Sandwiched between Lahaina Harbor and the Wharf Cinema Center, the banyan tree covers 0.6 acres. The tree is so massive that it’s said over a thousand people could gather beneath its shade. It’s Hawaiʻi’s oldest banyan tree, and thought to be the largest banyan found anywhere in the nation.
Native to India, the banyan tree was imported by missionaries in the early 1870’s and presented as a gift to William Owen Smith—then sheriff of Lahaina. He planted the tree in 1873 to commemorate the 50th anniversary of the town’s first Protestant mission. From the original, scraggly 8-foot sapling has since grown a tree that is over 60 feet tall with16 different trunks.

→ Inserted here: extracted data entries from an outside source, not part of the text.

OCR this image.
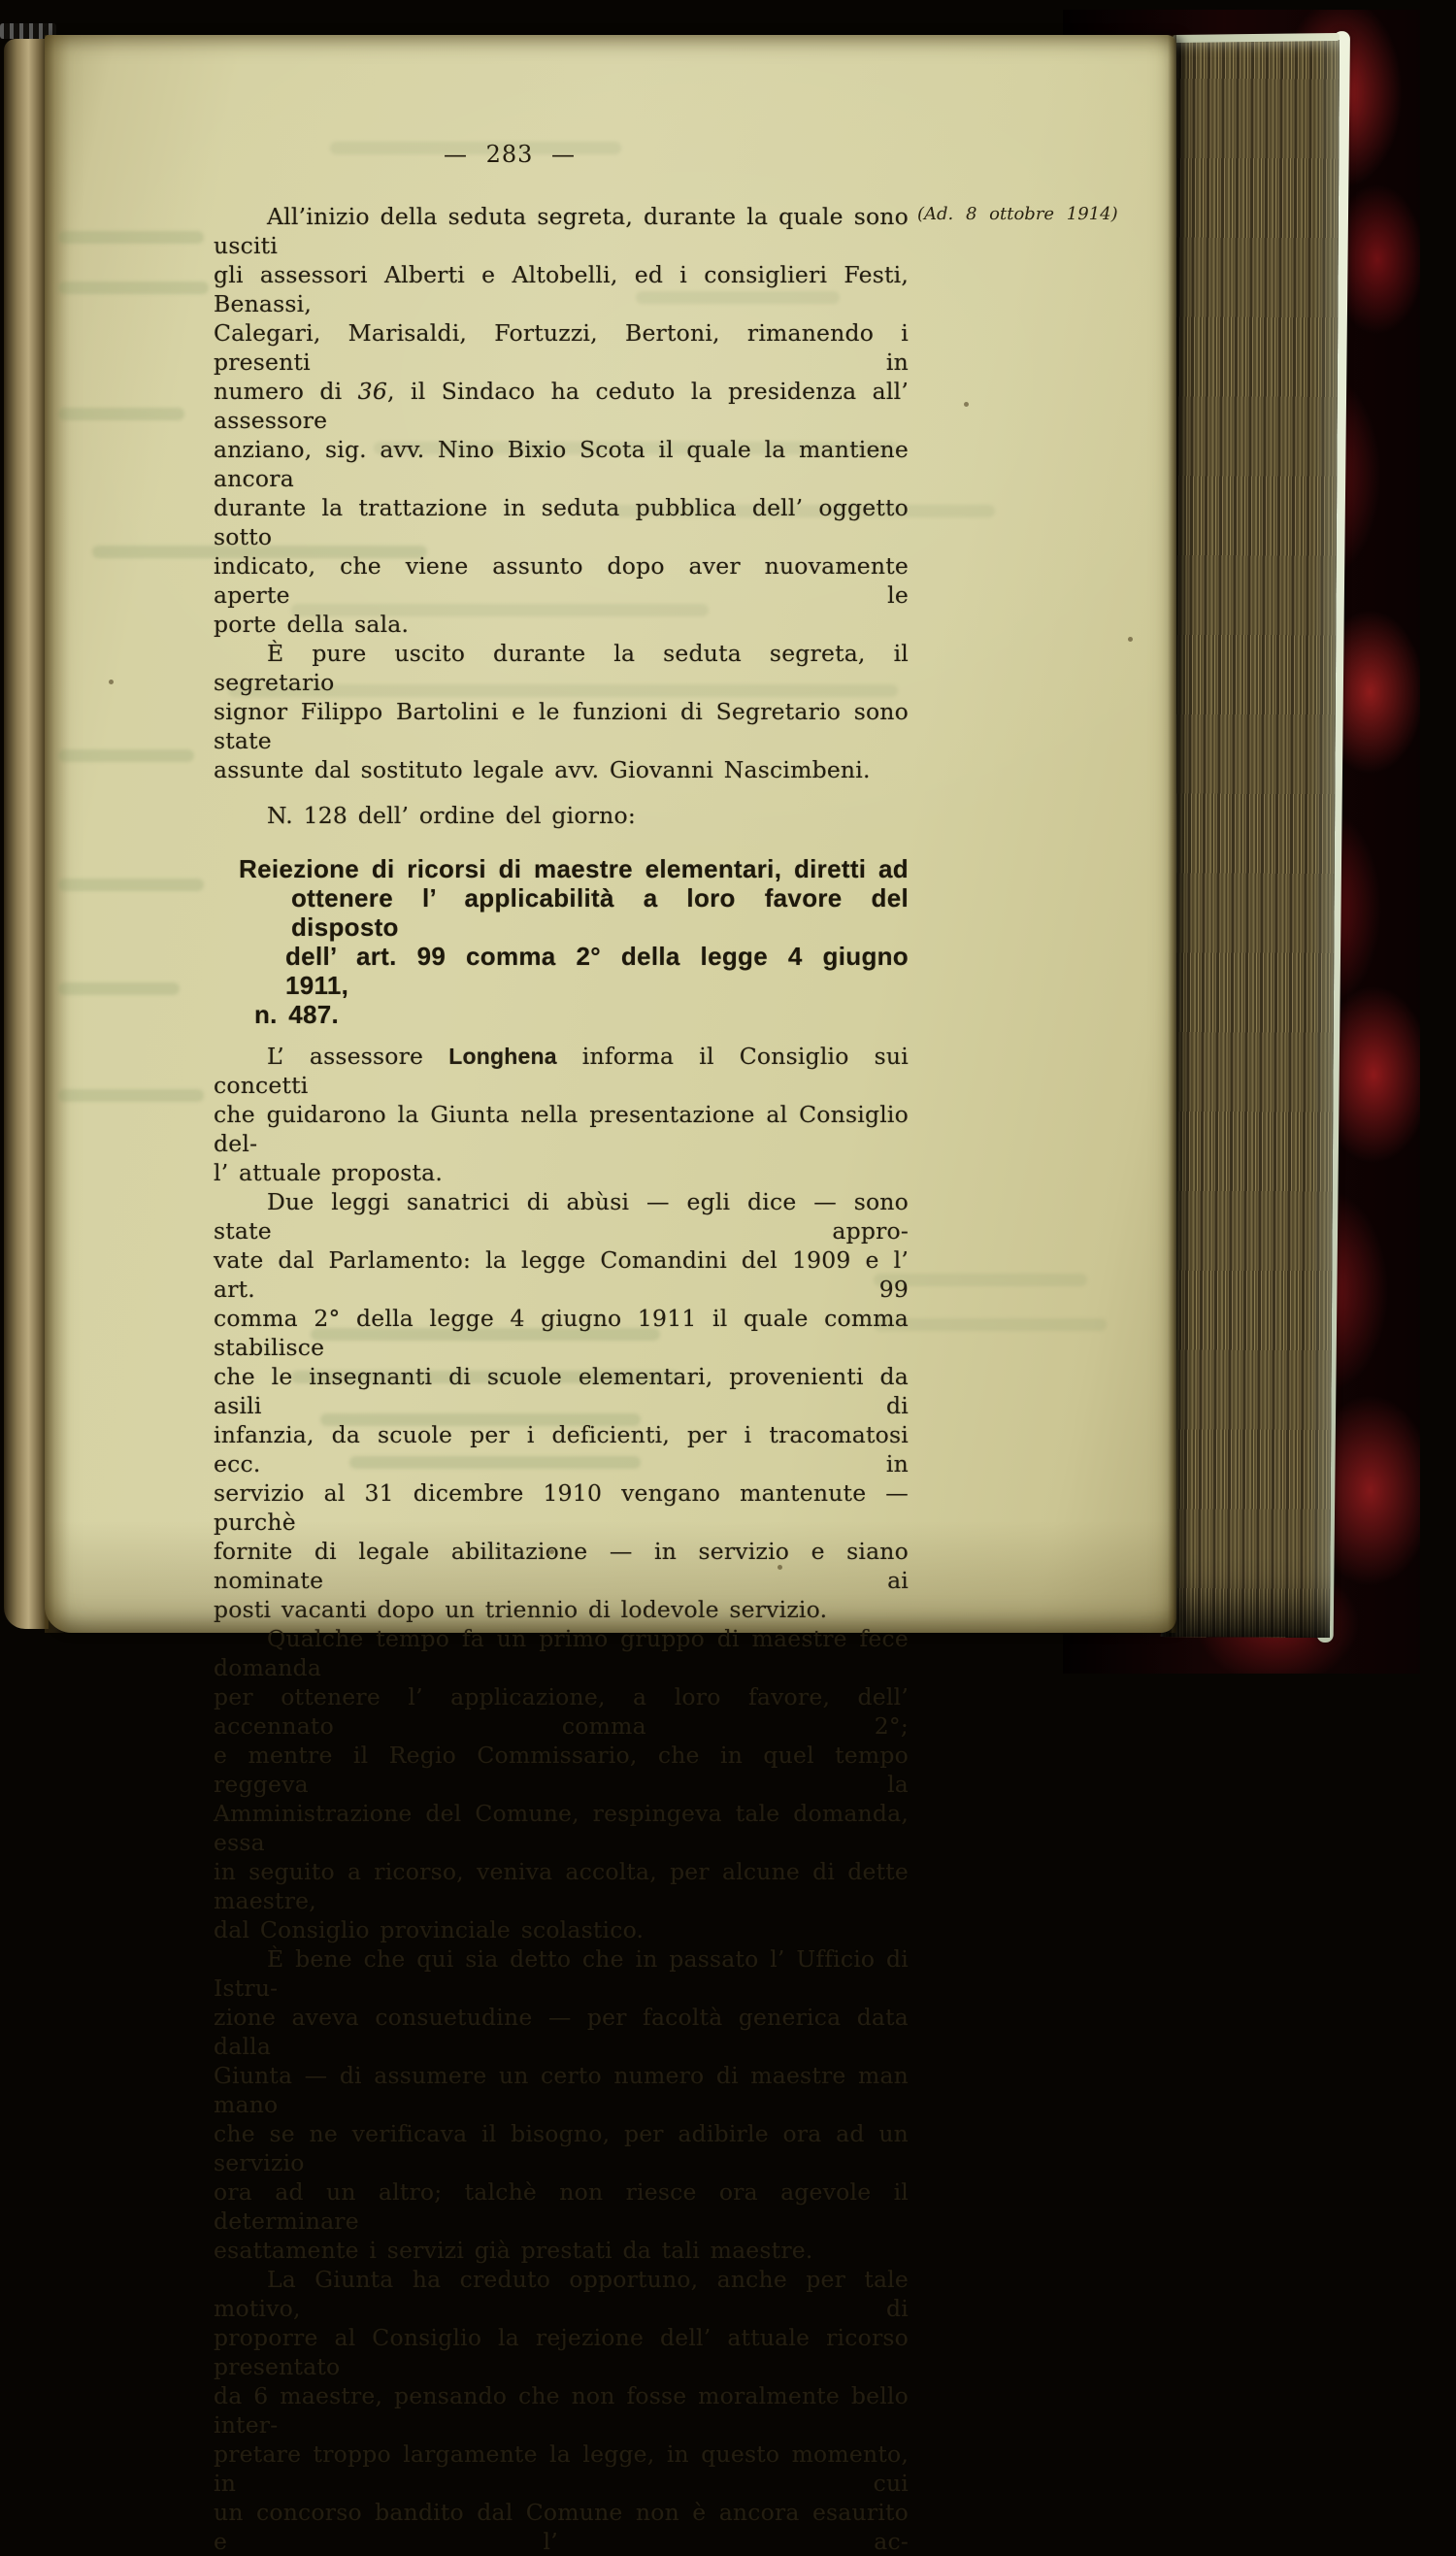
— 283 —
(Ad. 8 ottobre 1914)
All’inizio della seduta segreta, durante la quale sono usciti
gli assessori Alberti e Altobelli, ed i consiglieri Festi, Benassi,
Calegari, Marisaldi, Fortuzzi, Bertoni, rimanendo i presenti in
numero di 36, il Sindaco ha ceduto la presidenza all’ assessore
anziano, sig. avv. Nino Bixio Scota il quale la mantiene ancora
durante la trattazione in seduta pubblica dell’ oggetto sotto
indicato, che viene assunto dopo aver nuovamente aperte le
porte della sala.
È pure uscito durante la seduta segreta, il segretario
signor Filippo Bartolini e le funzioni di Segretario sono state
assunte dal sostituto legale avv. Giovanni Nascimbeni.
N. 128 dell’ ordine del giorno:
Reiezione di ricorsi di maestre elementari, diretti ad
ottenere l’ applicabilità a loro favore del disposto
dell’ art. 99 comma 2° della legge 4 giugno 1911,
n. 487.
L’ assessore Longhena informa il Consiglio sui concetti
che guidarono la Giunta nella presentazione al Consiglio del-
l’ attuale proposta.
Due leggi sanatrici di abùsi — egli dice — sono state appro-
vate dal Parlamento: la legge Comandini del 1909 e l’ art. 99
comma 2° della legge 4 giugno 1911 il quale comma stabilisce
che le insegnanti di scuole elementari, provenienti da asili di
infanzia, da scuole per i deficienti, per i tracomatosi ecc. in
servizio al 31 dicembre 1910 vengano mantenute — purchè
fornite di legale abilitazione — in servizio e siano nominate ai
posti vacanti dopo un triennio di lodevole servizio.
Qualche tempo fa un primo gruppo di maestre fece domanda
per ottenere l’ applicazione, a loro favore, dell’ accennato comma 2°;
e mentre il Regio Commissario, che in quel tempo reggeva la
Amministrazione del Comune, respingeva tale domanda, essa
in seguito a ricorso, veniva accolta, per alcune di dette maestre,
dal Consiglio provinciale scolastico.
È bene che qui sia detto che in passato l’ Ufficio di Istru-
zione aveva consuetudine — per facoltà generica data dalla
Giunta — di assumere un certo numero di maestre man mano
che se ne verificava il bisogno, per adibirle ora ad un servizio
ora ad un altro; talchè non riesce ora agevole il determinare
esattamente i servizi già prestati da tali maestre.
La Giunta ha creduto opportuno, anche per tale motivo, di
proporre al Consiglio la rejezione dell’ attuale ricorso presentato
da 6 maestre, pensando che non fosse moralmente bello inter-
pretare troppo largamente la legge, in questo momento, in cui
un concorso bandito dal Comune non è ancora esaurito e l’ ac-
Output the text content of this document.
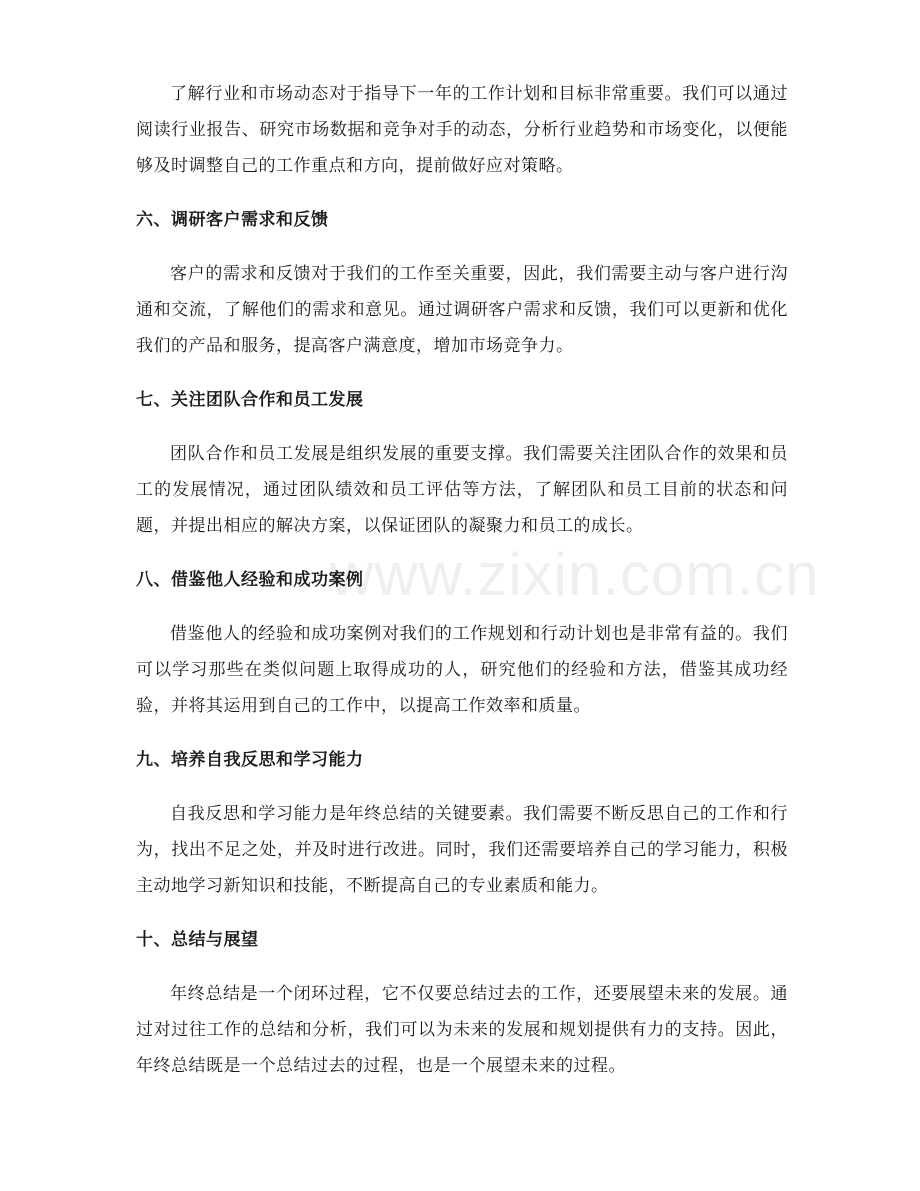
了解行业和市场动态对于指导下一年的工作计划和目标非常重要。我们可以通过阅读行业报告、研究市场数据和竞争对手的动态，分析行业趋势和市场变化，以便能够及时调整自己的工作重点和方向，提前做好应对策略。

六、调研客户需求和反馈

客户的需求和反馈对于我们的工作至关重要，因此，我们需要主动与客户进行沟通和交流，了解他们的需求和意见。通过调研客户需求和反馈，我们可以更新和优化我们的产品和服务，提高客户满意度，增加市场竞争力。

七、关注团队合作和员工发展

团队合作和员工发展是组织发展的重要支撑。我们需要关注团队合作的效果和员工的发展情况，通过团队绩效和员工评估等方法，了解团队和员工目前的状态和问题，并提出相应的解决方案，以保证团队的凝聚力和员工的成长。

八、借鉴他人经验和成功案例

借鉴他人的经验和成功案例对我们的工作规划和行动计划也是非常有益的。我们可以学习那些在类似问题上取得成功的人，研究他们的经验和方法，借鉴其成功经验，并将其运用到自己的工作中，以提高工作效率和质量。

九、培养自我反思和学习能力

自我反思和学习能力是年终总结的关键要素。我们需要不断反思自己的工作和行为，找出不足之处，并及时进行改进。同时，我们还需要培养自己的学习能力，积极主动地学习新知识和技能，不断提高自己的专业素质和能力。

十、总结与展望

年终总结是一个闭环过程，它不仅要总结过去的工作，还要展望未来的发展。通过对过往工作的总结和分析，我们可以为未来的发展和规划提供有力的支持。因此，年终总结既是一个总结过去的过程，也是一个展望未来的过程。

www.zixin.com.cn
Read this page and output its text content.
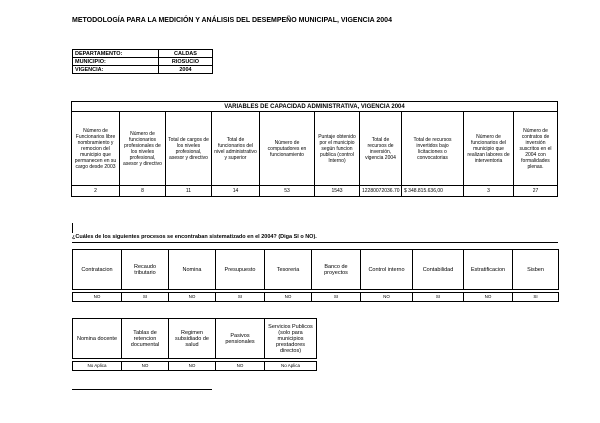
METODOLOGÍA PARA LA MEDICIÓN Y ANÁLISIS DEL DESEMPEÑO MUNICIPAL, VIGENCIA 2004
DEPARTAMENTO:	CALDAS
MUNICIPIO:	RIOSUCIO
VIGENCIA:	2004
VARIABLES DE CAPACIDAD ADMINISTRATIVA, VIGENCIA 2004									
Número de Funcionarios libre nombramiento y remocion del municipio que permanecen en su cargo desde 2003	Número de funcionarios profesionales de los niveles profesional, asesor y directivo	Total de cargos de los niveles profesional, asesor y directivo	Total de funcionarios del nivel administrativo y superior	Número de computadores en funcionamiento	Puntaje obtenido por el municipio según funcion publica (control Interno)	Total de recursos de inversión, vigencia 2004	Total de recursos invertidos bajo licitaciones o convocatorias	Número de funcionarios del municipio que realizan labores de interventoria	Número de contratos de inversión suscritos en el 2004 con formalidades plenas.
2	8	11	14	53	1543	12280072036.70	$ 348.815.636,00	3	27
¿Cuáles de los siguientes procesos se encontraban sistematizado en el 2004? (Diga SI o NO).
Contratacion	Recaudo tributario	Nomina	Presupuesto	Tesoreria	Banco de proyectos	Control interno	Contabilidad	Estratificacion	Sisben

NO	SI	NO	SI	NO	SI	NO	SI	NO	SI
Nomina docente	Tablas de retencion documental	Regimen subsidiado de salud	Pasivos pensionales	Servicios Publicos (solo para municipios prestadores directos)

No Aplica	NO	NO	NO	No Aplica
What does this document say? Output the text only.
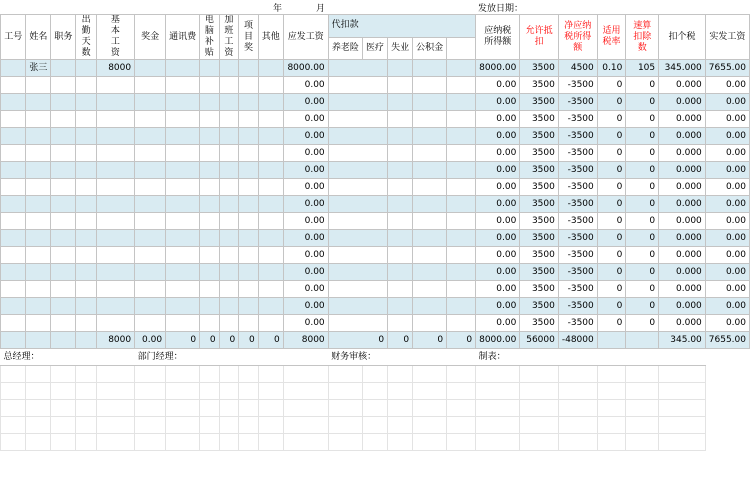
年	月	发放日期：
工号	姓名	职务	出勤天数	基本工资	奖金	通讯费	电脑补贴	加班工资	项目奖	其他	应发工资	代扣款					应纳税所得额	允许抵扣	净应纳税所得额	适用税率	速算扣除数	扣个税	实发工资
												养老险	医疗	失业	公积金								
	张三			8000							8000.00						8000.00	3500	4500	0.10	105	345.000	7655.00
											0.00						0.00	3500	-3500	0	0	0.000	0.00
											0.00						0.00	3500	-3500	0	0	0.000	0.00
											0.00						0.00	3500	-3500	0	0	0.000	0.00
											0.00						0.00	3500	-3500	0	0	0.000	0.00
											0.00						0.00	3500	-3500	0	0	0.000	0.00
											0.00						0.00	3500	-3500	0	0	0.000	0.00
											0.00						0.00	3500	-3500	0	0	0.000	0.00
											0.00						0.00	3500	-3500	0	0	0.000	0.00
											0.00						0.00	3500	-3500	0	0	0.000	0.00
											0.00						0.00	3500	-3500	0	0	0.000	0.00
											0.00						0.00	3500	-3500	0	0	0.000	0.00
											0.00						0.00	3500	-3500	0	0	0.000	0.00
											0.00						0.00	3500	-3500	0	0	0.000	0.00
											0.00						0.00	3500	-3500	0	0	0.000	0.00
											0.00						0.00	3500	-3500	0	0	0.000	0.00
				8000	0.00	0	0	0	0	0	8000	0		0	0	0	8000.00	56000	-48000			345.00	7655.00
总经理：					部门经理：							财务审核：					制表：						
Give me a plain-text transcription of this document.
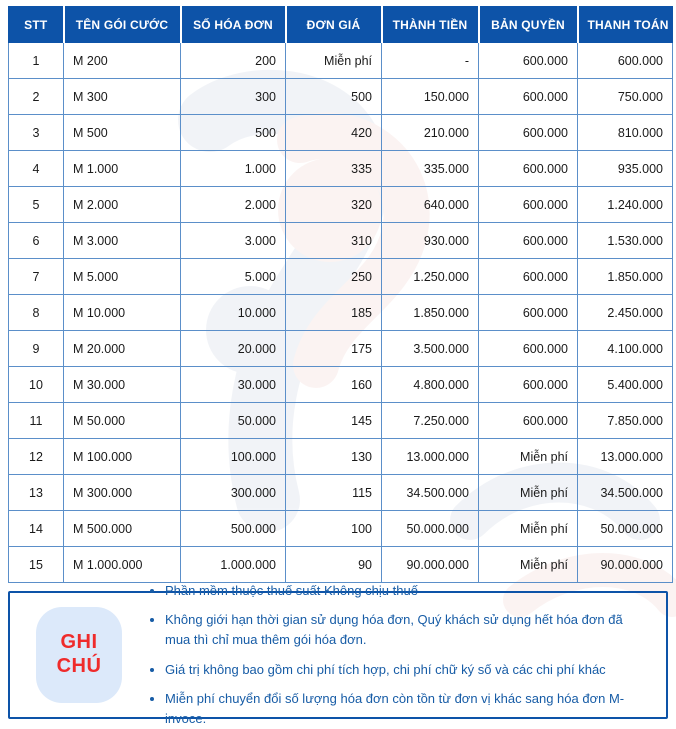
STT	TÊN GÓI CƯỚC	SỐ HÓA ĐƠN	ĐƠN GIÁ	THÀNH TIỀN	BẢN QUYỀN	THANH TOÁN
1	M 200	200	Miễn phí	-	600.000	600.000
2	M 300	300	500	150.000	600.000	750.000
3	M 500	500	420	210.000	600.000	810.000
4	M 1.000	1.000	335	335.000	600.000	935.000
5	M 2.000	2.000	320	640.000	600.000	1.240.000
6	M 3.000	3.000	310	930.000	600.000	1.530.000
7	M 5.000	5.000	250	1.250.000	600.000	1.850.000
8	M 10.000	10.000	185	1.850.000	600.000	2.450.000
9	M 20.000	20.000	175	3.500.000	600.000	4.100.000
10	M 30.000	30.000	160	4.800.000	600.000	5.400.000
11	M 50.000	50.000	145	7.250.000	600.000	7.850.000
12	M 100.000	100.000	130	13.000.000	Miễn phí	13.000.000
13	M 300.000	300.000	115	34.500.000	Miễn phí	34.500.000
14	M 500.000	500.000	100	50.000.000	Miễn phí	50.000.000
15	M 1.000.000	1.000.000	90	90.000.000	Miễn phí	90.000.000
GHI
CHÚ
Phần mềm thuộc thuế suất Không chịu thuế
Không giới hạn thời gian sử dụng hóa đơn, Quý khách sử dụng hết hóa đơn đã mua thì chỉ mua thêm gói hóa đơn.
Giá trị không bao gồm chi phí tích hợp, chi phí chữ ký số và các chi phí khác
Miễn phí chuyển đổi số lượng hóa đơn còn tồn từ đơn vị khác sang hóa đơn M-invoce.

Unlike trees that are rooted in the ground, banyans have roots that both extend into the ground and up in the air. These aerial roots eventually grow down from the banyan’s branches to form a separate trunk. At first glance, the Lahaina banyan tree can look deceivingly like multiple trees clustered together. In reality, the banyan is single tree with one main trunk that’s set at the center of Banyan Tree Park—one of Lahaina’s top gathering spots.
If only the banyan’s boughs could talk, they would tell us of times where royal balls were held for Hawaiʻian royalty and the fluttering flag of the Hawaiʻian Kingdom flew from the nearby courthouse. The banyan also played witness to the annexation of Hawaiʻi, and served as the backdrop as this same flag replaced by the stars and stripes in 1898. Today, this flag remains on display in the Lahaina Heritage Museum, located inside Banyan Tree Park. Only a few years later, in 1901, the Pioneer Inn became Maui’s first hotel and opened across the street from the Lahaina banyan tree.
Over the next century, the banyan tree would serve as the backdrop to important events, festivals, and gathers. Even up through the 1990’s, children would swing from the banyan’s aerial roots and play games of tag in the branches. Today, however, the aerial roots are trimmed and climbing is no longer allowed.
Though already massive, the regular trimming and grooming of the banyan tree has helped keep the tree from growing even larger. If left to grow unchecked, it could potentially be double the size with numerous trunks. Yet because it has nowhere to go, and for the fact that it already takes up an entire city block, the tree remains confined to Banyan Tree Park. As it has done for the past 146 years, the Lahaina banyan tree continues to provide needed shade to hundreds of people each day, and offers a home to hundreds of mynah birds who serenade the town with an orchestra of squawks at sunset each night.